Henry II and Richard I are among England's most celebrated kings. But when it came to resourcefulness, political nous and sheer staying power, neither were the equal of the woman that bound them, Eleanor of Aquitaine. Professor Lindy Grant examines the extraordinary and colourful life of one of the medieval world's most powerful women...

Two scenes from the Chronique de St Denis, late 14th century.

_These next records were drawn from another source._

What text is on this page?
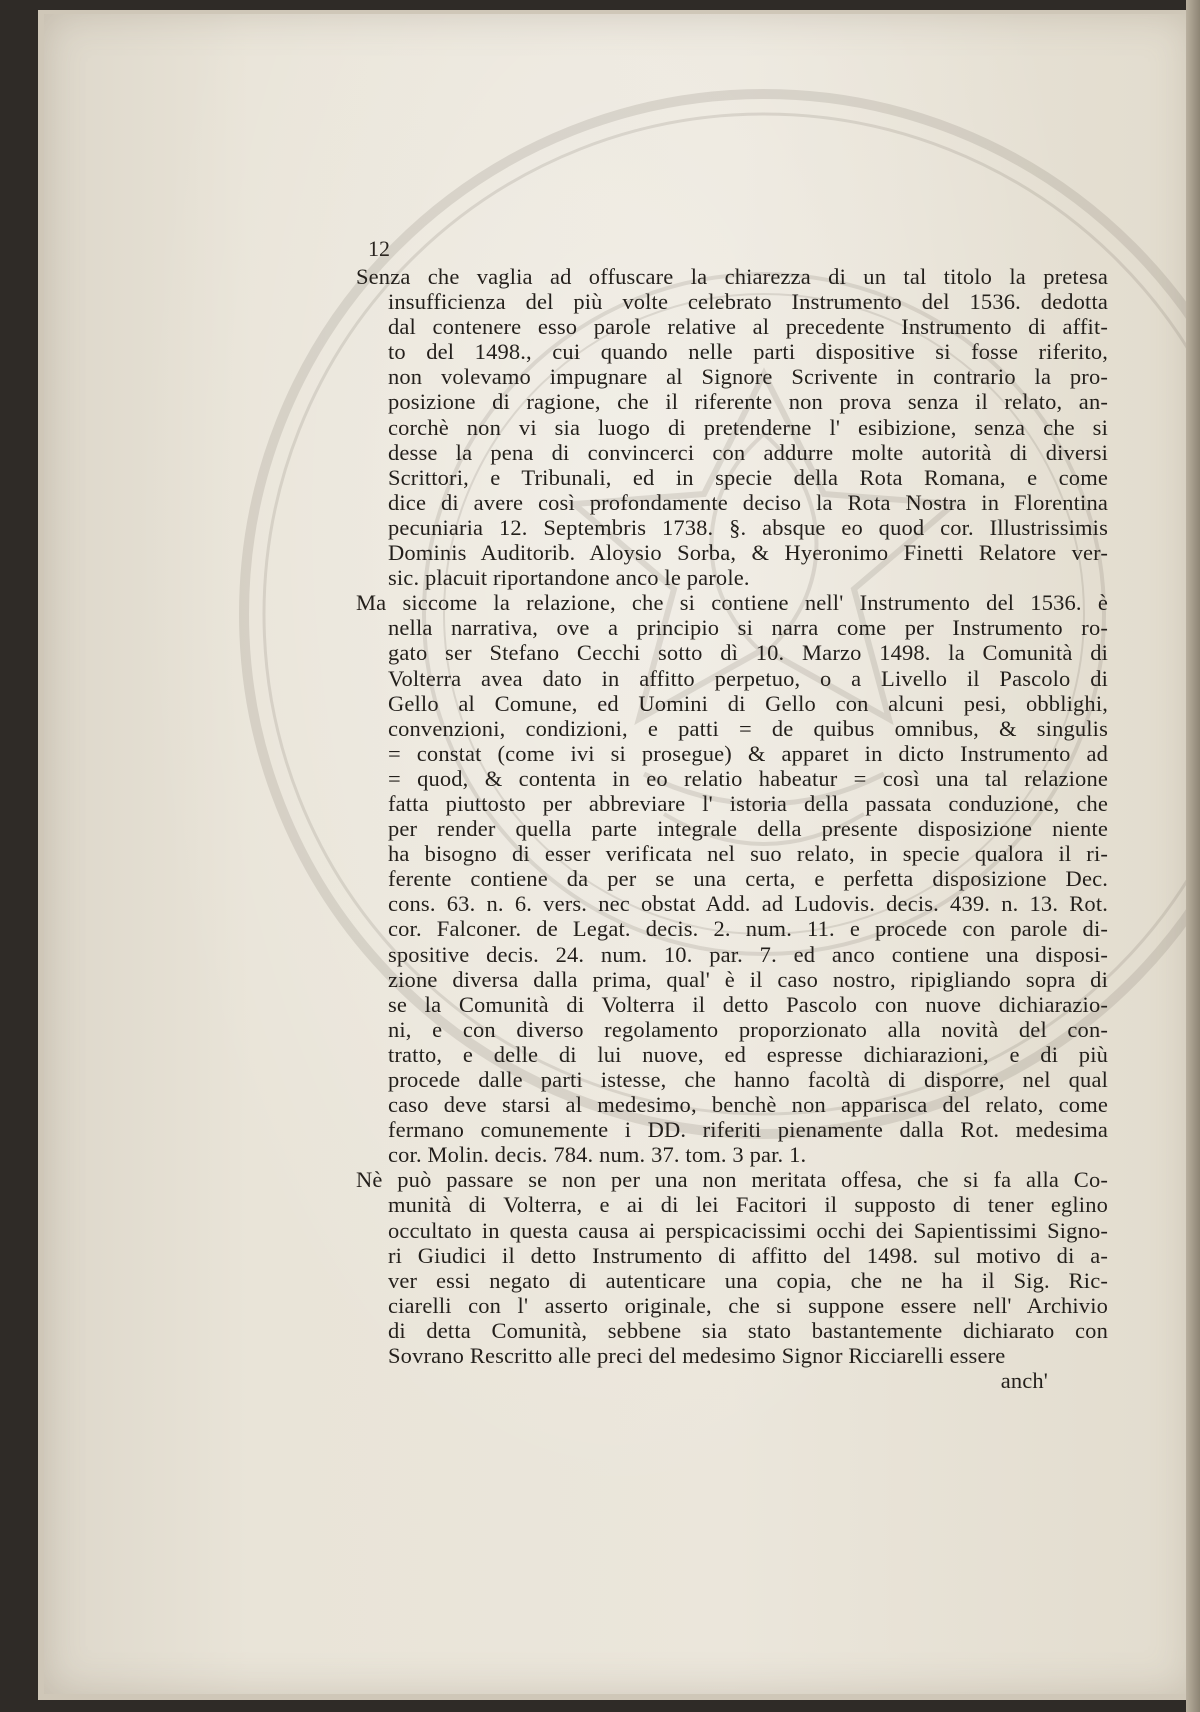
12
Senza che vaglia ad offuscare la chiarezza di un tal titolo la pretesa
insufficienza del più volte celebrato Instrumento del 1536. dedotta
dal contenere esso parole relative al precedente Instrumento di affit-
to del 1498., cui quando nelle parti dispositive si fosse riferito,
non volevamo impugnare al Signore Scrivente in contrario la pro-
posizione di ragione, che il riferente non prova senza il relato, an-
corchè non vi sia luogo di pretenderne l' esibizione, senza che si
desse la pena di convincerci con addurre molte autorità di diversi
Scrittori, e Tribunali, ed in specie della Rota Romana, e come
dice di avere così profondamente deciso la Rota Nostra in Florentina
pecuniaria 12. Septembris 1738. §. absque eo quod cor. Illustrissimis
Dominis Auditorib. Aloysio Sorba, & Hyeronimo Finetti Relatore ver-
sic. placuit riportandone anco le parole.
Ma siccome la relazione, che si contiene nell' Instrumento del 1536. è
nella narrativa, ove a principio si narra come per Instrumento ro-
gato ser Stefano Cecchi sotto dì 10. Marzo 1498. la Comunità di
Volterra avea dato in affitto perpetuo, o a Livello il Pascolo di
Gello al Comune, ed Uomini di Gello con alcuni pesi, obblighi,
convenzioni, condizioni, e patti = de quibus omnibus, & singulis
= constat (come ivi si prosegue) & apparet in dicto Instrumento ad
= quod, & contenta in eo relatio habeatur = così una tal relazione
fatta piuttosto per abbreviare l' istoria della passata conduzione, che
per render quella parte integrale della presente disposizione niente
ha bisogno di esser verificata nel suo relato, in specie qualora il ri-
ferente contiene da per se una certa, e perfetta disposizione Dec.
cons. 63. n. 6. vers. nec obstat Add. ad Ludovis. decis. 439. n. 13. Rot.
cor. Falconer. de Legat. decis. 2. num. 11. e procede con parole di-
spositive decis. 24. num. 10. par. 7. ed anco contiene una disposi-
zione diversa dalla prima, qual' è il caso nostro, ripigliando sopra di
se la Comunità di Volterra il detto Pascolo con nuove dichiarazio-
ni, e con diverso regolamento proporzionato alla novità del con-
tratto, e delle di lui nuove, ed espresse dichiarazioni, e di più
procede dalle parti istesse, che hanno facoltà di disporre, nel qual
caso deve starsi al medesimo, benchè non apparisca del relato, come
fermano comunemente i DD. riferiti pienamente dalla Rot. medesima
cor. Molin. decis. 784. num. 37. tom. 3 par. 1.
Nè può passare se non per una non meritata offesa, che si fa alla Co-
munità di Volterra, e ai di lei Facitori il supposto di tener eglino
occultato in questa causa ai perspicacissimi occhi dei Sapientissimi Signo-
ri Giudici il detto Instrumento di affitto del 1498. sul motivo di a-
ver essi negato di autenticare una copia, che ne ha il Sig. Ric-
ciarelli con l' asserto originale, che si suppone essere nell' Archivio
di detta Comunità, sebbene sia stato bastantemente dichiarato con
Sovrano Rescritto alle preci del medesimo Signor Ricciarelli essere
anch'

The left-hand scene depicts the marriage of Eleanor of Aquitaine and Louis VII of France in 1137. The scene on the right shows Louis departing by ship to go on the Second Crusade in 1147. (Photo by Ann Ronan Pictures/Print Collector/Getty Images)

When Richard the Lionheart inherited his father’s realms in 1189, 
one of his first acts as king was to release his mother, Eleanor of Aquitaine, from imprisonment.

But Richard did a lot more than just free Eleanor from the house arrest under which she had languished for 15 years: he entrusted her with the governance of England while he secured his continental realms. And so the newly liberated queen-mother was soon progressing around the kingdom with a ‘regal’ court, judging cases and organising the release of prisoners – a traditional demonstration of magnanimity by a new ruler.